Mom decorated cakes – not just little birthday cakes, although she made those too. She took great pride in making wedding cakes that served over 400 people. After she died, we found an album she had compiled of newspaper clippings – pictures of “her” brides and grooms smiling from behind their giant, frosting-rose-adorned cakes, ready to cut the first piece and begin their lives together.
Mom made those humongous works of art in our tiny home kitchen, often working through the night when summer heat threatened to melt the frosting. I recount this because every time I think of the living room rug and furniture in our home, I think of Mom’s cakes because she could – and would – tell you just how many cakes it took to purchase each item. The blue and green nubby area rug represented a lot of cakes. I thought it was beautiful AND getting it meant I no longer had to hand buff the hardwood floor after Mom waxed it. I loved that rug.
One Saturday my sisters rolled up the rug and put it in the spare room, the room that would become our brother’s when he was born in about a year. They pushed the furniture to the periphery of the living room and set up the wooden card table in front of the unlit fireplace. That table was considered priceless because it was the first piece of furniture Mom & Dad acquired after their wedding in 1937 – well before Mom started her cake making venture.
Atop the card table sat the phonograph, set to 45 rpm. My sisters’ classmates started arriving, ready for a dance party. I stood against the wall dressed in a plaid dress with lace-trimmed collar, a dress Mom had made for one of my sisters years before, when one of them had been close to my seven year old size. I kept quiet, wanting to to keep myself from being banished from the unfolding excitement.

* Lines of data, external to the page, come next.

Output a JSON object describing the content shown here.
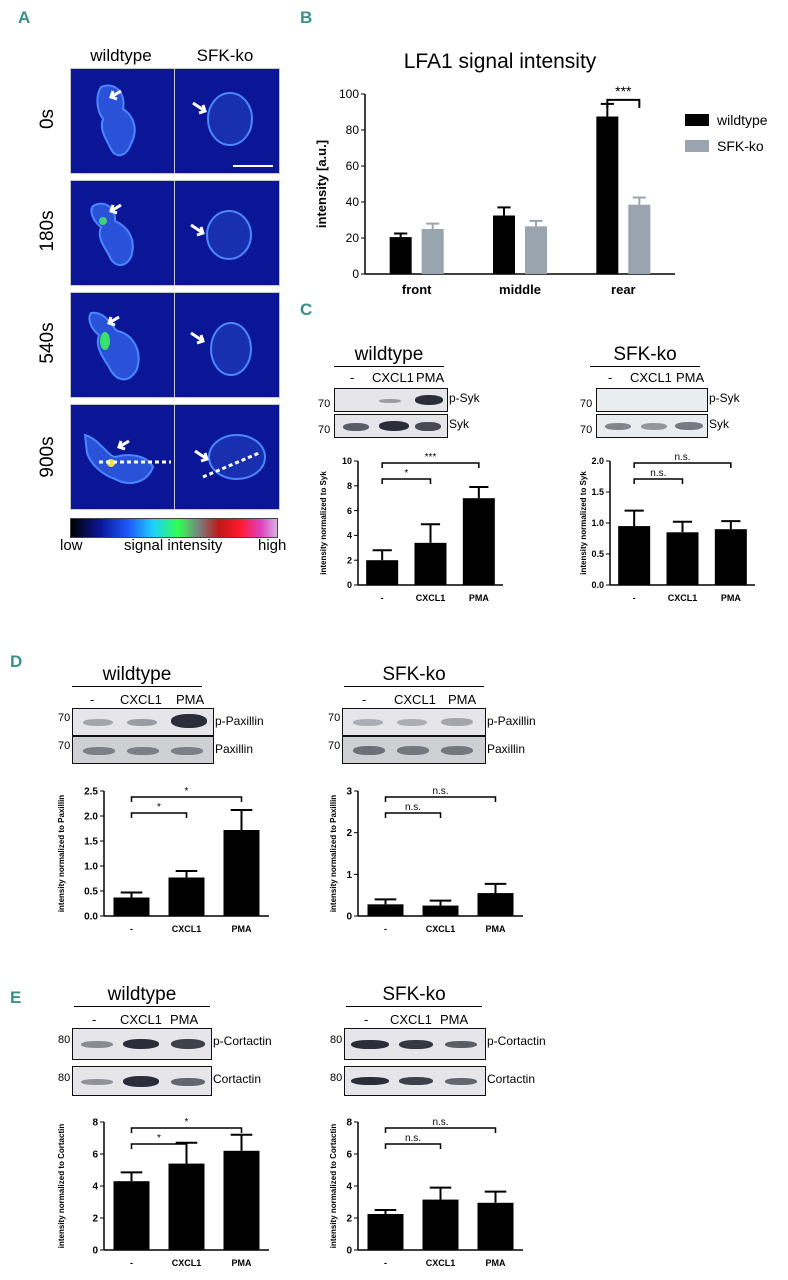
{
  "panel_letters": {
    "a": "A",
    "b": "B",
    "c": "C",
    "d": "D",
    "e": "E"
  },
  "panel_a": {
    "columns": [
      "wildtype",
      "SFK-ko"
    ],
    "timepoints": [
      "0s",
      "180s",
      "540s",
      "900s"
    ],
    "colorbar": {
      "low": "low",
      "mid": "signal intensity",
      "high": "high"
    }
  },
  "chart_data": [
    {
      "id": "B",
      "type": "bar",
      "title": "LFA1 signal intensity",
      "ylabel": "intensity [a.u.]",
      "xlabel": "",
      "categories": [
        "front",
        "middle",
        "rear"
      ],
      "ylim": [
        0,
        100
      ],
      "yticks": [
        0,
        20,
        40,
        60,
        80,
        100
      ],
      "series": [
        {
          "name": "wildtype",
          "color": "#000000",
          "values": [
            20.5,
            32.5,
            87.5
          ],
          "errors": [
            2,
            4.5,
            7
          ]
        },
        {
          "name": "SFK-ko",
          "color": "#9aa4ae",
          "values": [
            25,
            26.5,
            38.5
          ],
          "errors": [
            3,
            3,
            4
          ]
        }
      ],
      "legend": "top-right",
      "annotations": [
        {
          "text": "***",
          "between": "rear"
        }
      ]
    },
    {
      "id": "C-wt",
      "type": "bar",
      "ylabel": "intensity normalized to Syk",
      "categories": [
        "-",
        "CXCL1",
        "PMA"
      ],
      "values": [
        2,
        3.4,
        7
      ],
      "errors": [
        0.8,
        1.5,
        0.9
      ],
      "ylim": [
        0,
        10
      ],
      "yticks": [
        0,
        2,
        4,
        6,
        8,
        10
      ],
      "annotations": [
        {
          "text": "*",
          "from": "-",
          "to": "CXCL1"
        },
        {
          "text": "***",
          "from": "-",
          "to": "PMA"
        }
      ]
    },
    {
      "id": "C-ko",
      "type": "bar",
      "ylabel": "intensity normalized to Syk",
      "categories": [
        "-",
        "CXCL1",
        "PMA"
      ],
      "values": [
        0.95,
        0.85,
        0.9
      ],
      "errors": [
        0.25,
        0.17,
        0.13
      ],
      "ylim": [
        0,
        2
      ],
      "yticks": [
        "0.0",
        "0.5",
        "1.0",
        "1.5",
        "2.0"
      ],
      "annotations": [
        {
          "text": "n.s.",
          "from": "-",
          "to": "CXCL1"
        },
        {
          "text": "n.s.",
          "from": "-",
          "to": "PMA"
        }
      ]
    },
    {
      "id": "D-wt",
      "type": "bar",
      "ylabel": "intensity normalized to Paxillin",
      "categories": [
        "-",
        "CXCL1",
        "PMA"
      ],
      "values": [
        0.37,
        0.77,
        1.72
      ],
      "errors": [
        0.1,
        0.13,
        0.4
      ],
      "ylim": [
        0,
        2.5
      ],
      "yticks": [
        "0.0",
        "0.5",
        "1.0",
        "1.5",
        "2.0",
        "2.5"
      ],
      "annotations": [
        {
          "text": "*",
          "from": "-",
          "to": "CXCL1"
        },
        {
          "text": "*",
          "from": "-",
          "to": "PMA"
        }
      ]
    },
    {
      "id": "D-ko",
      "type": "bar",
      "ylabel": "intensity normalized to Paxillin",
      "categories": [
        "-",
        "CXCL1",
        "PMA"
      ],
      "values": [
        0.28,
        0.25,
        0.55
      ],
      "errors": [
        0.12,
        0.12,
        0.22
      ],
      "ylim": [
        0,
        3
      ],
      "yticks": [
        0,
        1,
        2,
        3
      ],
      "annotations": [
        {
          "text": "n.s.",
          "from": "-",
          "to": "CXCL1"
        },
        {
          "text": "n.s.",
          "from": "-",
          "to": "PMA"
        }
      ]
    },
    {
      "id": "E-wt",
      "type": "bar",
      "ylabel": "intensity normalized to Cortactin",
      "categories": [
        "-",
        "CXCL1",
        "PMA"
      ],
      "values": [
        4.3,
        5.4,
        6.2
      ],
      "errors": [
        0.55,
        1.3,
        1.0
      ],
      "ylim": [
        0,
        8
      ],
      "yticks": [
        0,
        2,
        4,
        6,
        8
      ],
      "annotations": [
        {
          "text": "*",
          "from": "-",
          "to": "CXCL1"
        },
        {
          "text": "*",
          "from": "-",
          "to": "PMA"
        }
      ]
    },
    {
      "id": "E-ko",
      "type": "bar",
      "ylabel": "intensity normalized to Cortactin",
      "categories": [
        "-",
        "CXCL1",
        "PMA"
      ],
      "values": [
        2.25,
        3.15,
        2.95
      ],
      "errors": [
        0.25,
        0.75,
        0.7
      ],
      "ylim": [
        0,
        8
      ],
      "yticks": [
        0,
        2,
        4,
        6,
        8
      ],
      "annotations": [
        {
          "text": "n.s.",
          "from": "-",
          "to": "CXCL1"
        },
        {
          "text": "n.s.",
          "from": "-",
          "to": "PMA"
        }
      ]
    }
  ],
  "blots": {
    "c_wt": {
      "title": "wildtype",
      "lanes": [
        "-",
        "CXCL1",
        "PMA"
      ],
      "mw": "70",
      "proteins": [
        "p-Syk",
        "Syk"
      ]
    },
    "c_ko": {
      "title": "SFK-ko",
      "lanes": [
        "-",
        "CXCL1",
        "PMA"
      ],
      "mw": "70",
      "proteins": [
        "p-Syk",
        "Syk"
      ]
    },
    "d_wt": {
      "title": "wildtype",
      "lanes": [
        "-",
        "CXCL1",
        "PMA"
      ],
      "mw": "70",
      "proteins": [
        "p-Paxillin",
        "Paxillin"
      ]
    },
    "d_ko": {
      "title": "SFK-ko",
      "lanes": [
        "-",
        "CXCL1",
        "PMA"
      ],
      "mw": "70",
      "proteins": [
        "p-Paxillin",
        "Paxillin"
      ]
    },
    "e_wt": {
      "title": "wildtype",
      "lanes": [
        "-",
        "CXCL1",
        "PMA"
      ],
      "mw": "80",
      "proteins": [
        "p-Cortactin",
        "Cortactin"
      ]
    },
    "e_ko": {
      "title": "SFK-ko",
      "lanes": [
        "-",
        "CXCL1",
        "PMA"
      ],
      "mw": "80",
      "proteins": [
        "p-Cortactin",
        "Cortactin"
      ]
    }
  }
}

The Big Kids had been doing their homework, watching American Bandstand and learning all the steps. They were cool – as cool as mid-twentieth century mill town high schoolers could be. Rick D., a football player, a big Big Kid wore his hair slicked back. (Brylcreem! If a little dab’ll do ya, then why not a lot more?) He carefully placed the needle in the groove of the record and, as the music started, swung around to take his dance partner’s hand. Instead, the back of his hand hit me right in the mouth and my head bounced against the plaster wall.

There is a thin triangular piece of flesh that joins the area above the front teeth to the inside of the upper lip – you can touch it with your tongue. The superior maxillary frenum. Rick D’s contact with my face had enough force to tear that triangle of flesh out, breaching a dam that had kept my blood circulating in my body. In my memory, blood sprayed everywhere. At least I didn’t stain the rug.